Richard's remains will be brought home with a full military escort and honors and returned to the family.
The graveside service will be held at 2 p.m. at the Grandview Cemetery at Long Pine on Aug. 4.
Shirley said she is glad for her mother. Richard's homecoming would have brought closure.
Al Seadore told Mike Wendorff of the Callaway Courier that even after 60 some years, he gets pretty emotional when he tells the story.

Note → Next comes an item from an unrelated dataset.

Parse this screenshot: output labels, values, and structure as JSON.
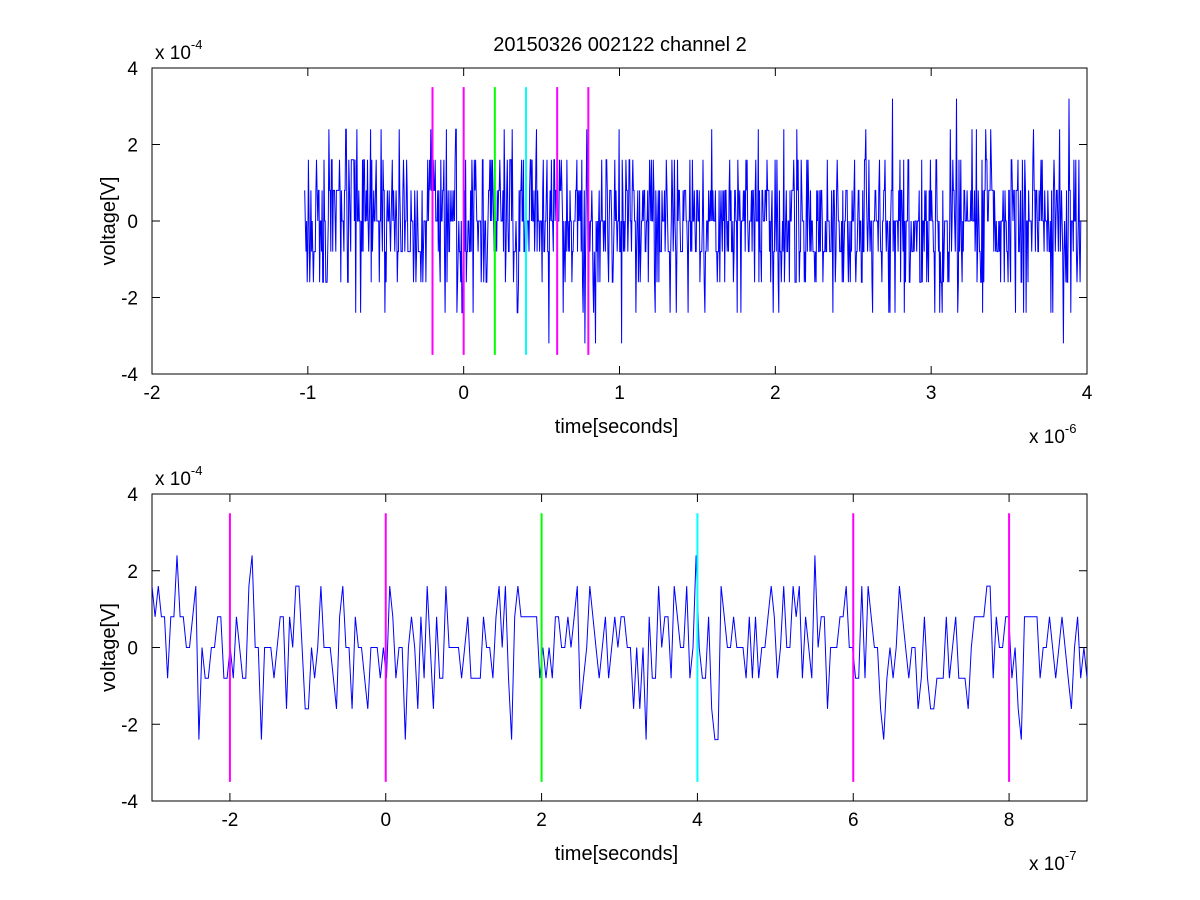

“I shared it in church Sunday and I called my two sons (and told them)," he said. “Yeah, after all these years, you wouldn't think it would touch home like that.”
The Seadore family sacrificed two sons to the cause of freedom -- Richard in Korea and Larry in Vietnam.
Although MIAs and POWs are sometimes forgotten, they are remembered always by their families, and in many cases, by their country.
(With appreciation to the Callaway Courier and Shirley Hitchcock.)